Je le répète, le Président Nicolas Sarkozy agite un leurre pour tenter de faire oublier son échec face à la délinquance et la criminalité et régler ses comptes avec la justice de notre pays. Cette réforme, véritable usine à gaz, est inopportune Le champ de compétence de ces nouveaux tribunaux correctionnels citoyens comprend les affaires les plus graves, passibles de peines d'emprisonnement supérieures à cinq ans, qui sont de plus en plus complexes. Or les citoyens assesseurs disposeront d'une formation sommaire – un fascicule et un jour de formation – et du soutien des magistrats de métier, mais ils n'en seront pas moins des magistrats, puisqu'ils ne pourront être récusés que selon les règles strictes applicables aux magistrats. Tout cela n'est pas très sérieux, et l'on attend d'eux qu'ils siègent dans une instance collégiale et participent, dans la mesure de leurs moyens, aux jugements les plus graves et à l'aménagement de peines, alors que, en la matière, la décision est l'aboutissement d'un long suivi dont ils n'ont pas pu être les témoins.
Quant à la motivation des décisions, elle appartient au président de la formation qui est toujours un magistrat de métier. Cela confirme, une fois de plus, qu'en la matière, la professionnalisation doit s'imposer. Enfin, est-il opportun de créer cette nature hybride d'assesseurs citoyens ? Ce ne sont ni des juges de plein exercice – contrairement à ce que pourrait faire croire le terme « assesseur » – ni des jurés constitués en jury, et ils ne répondent pas aux critères de l'échevinage tel qu'il fonctionne dans certaines de nos juridictions, auxquelles on les compare quelquefois, à tort.
Cette réforme est inopportune et ne correspond à aucune demande ; elle ne répond qu'à une commande. Ce texte n'est pas applicable. Pour faire court, je dirai que cette pseudo réforme ne sera pas mise en oeuvre pour des raisons pratiques. Tout d'abord, son coût est incalculable ; du moins est-il extrêmement difficile à calculer. Après une étude d'impact minimale, le Sénat a considérablement élargi le champ d'intervention du tribunal correctionnel citoyen ; les trente-cinq à quarante millions d'euros d'origine vont se révéler très insuffisants, et ce au moment où la justice manque cruellement de moyens. Cela confine presque à la provocation !

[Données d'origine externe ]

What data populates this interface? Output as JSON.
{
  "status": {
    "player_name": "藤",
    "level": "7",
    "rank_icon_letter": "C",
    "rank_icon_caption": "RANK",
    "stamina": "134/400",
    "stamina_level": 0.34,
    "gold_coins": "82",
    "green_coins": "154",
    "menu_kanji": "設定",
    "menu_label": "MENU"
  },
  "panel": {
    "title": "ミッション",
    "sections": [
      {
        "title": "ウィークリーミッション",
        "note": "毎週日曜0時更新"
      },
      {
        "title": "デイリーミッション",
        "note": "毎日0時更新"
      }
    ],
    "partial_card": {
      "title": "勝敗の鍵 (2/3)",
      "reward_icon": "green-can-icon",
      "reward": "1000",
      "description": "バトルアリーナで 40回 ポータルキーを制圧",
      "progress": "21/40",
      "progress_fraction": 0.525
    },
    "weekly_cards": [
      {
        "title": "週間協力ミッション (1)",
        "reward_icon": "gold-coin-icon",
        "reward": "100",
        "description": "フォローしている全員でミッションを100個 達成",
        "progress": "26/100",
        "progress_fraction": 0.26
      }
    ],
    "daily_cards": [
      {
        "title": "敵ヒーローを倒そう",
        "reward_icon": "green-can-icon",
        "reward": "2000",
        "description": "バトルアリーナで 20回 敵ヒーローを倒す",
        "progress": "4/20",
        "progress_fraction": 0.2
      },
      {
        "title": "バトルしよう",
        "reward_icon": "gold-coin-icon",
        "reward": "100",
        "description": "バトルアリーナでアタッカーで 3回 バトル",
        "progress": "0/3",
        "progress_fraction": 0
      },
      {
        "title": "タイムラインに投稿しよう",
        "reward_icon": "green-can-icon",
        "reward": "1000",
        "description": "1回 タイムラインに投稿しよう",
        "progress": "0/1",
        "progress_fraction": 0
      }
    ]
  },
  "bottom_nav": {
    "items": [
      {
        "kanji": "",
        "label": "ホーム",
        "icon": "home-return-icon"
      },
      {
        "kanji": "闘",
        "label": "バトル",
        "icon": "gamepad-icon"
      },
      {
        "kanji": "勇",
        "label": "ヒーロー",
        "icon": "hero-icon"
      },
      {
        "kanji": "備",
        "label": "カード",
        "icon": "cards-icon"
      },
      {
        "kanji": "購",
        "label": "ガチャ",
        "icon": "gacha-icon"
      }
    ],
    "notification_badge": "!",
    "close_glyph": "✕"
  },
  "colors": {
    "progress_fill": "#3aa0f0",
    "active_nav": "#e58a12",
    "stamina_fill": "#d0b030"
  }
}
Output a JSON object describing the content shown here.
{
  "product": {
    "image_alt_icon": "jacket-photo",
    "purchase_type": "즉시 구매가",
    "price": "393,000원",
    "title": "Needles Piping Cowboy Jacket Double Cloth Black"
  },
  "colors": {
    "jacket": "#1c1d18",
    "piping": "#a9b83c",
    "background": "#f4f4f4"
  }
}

La désignation, la formation et l'apparition nouvelle d'assesseurs citoyens novices va considérablement allonger les procédures – cela a été maintes fois dit à cette tribune – et, par là même, aggraver la situation d'une justice jugée déjà trop lente. De plus, la mobilisation d'au moins 10 000 assesseurs par an, l'incertitude de leur venue effective et les délais de convocation vont créer des difficultés énormes dont le Gouvernement sera comptable. D'ailleurs, la mise en oeuvre de cette loi n'est prévue qu'à titre expérimental – un peu de sagesse ! – avant d'être éventuellement généralisée, mais ce ne sera pas le cas.
Revenons au bon sens dont le texte prétend s'inspirer. J'invite le Gouvernement et le garde des sceaux à faire leur la réflexion de M. Robert Badinter, « Juger est un métier qui nécessite un savoir-faire ou une expérience », et à en tirer les conséquences.
Rapprocher les citoyens de leur justice et les réconcilier avec elle reste un vrai sujet. Cela ne se fera cependant pas simplement en modifiant les cours d'assises comme proposé, c'est un tout autre projet de société qui est à écrire et à développer. Il s'agit aussi de faire vivre une autre société.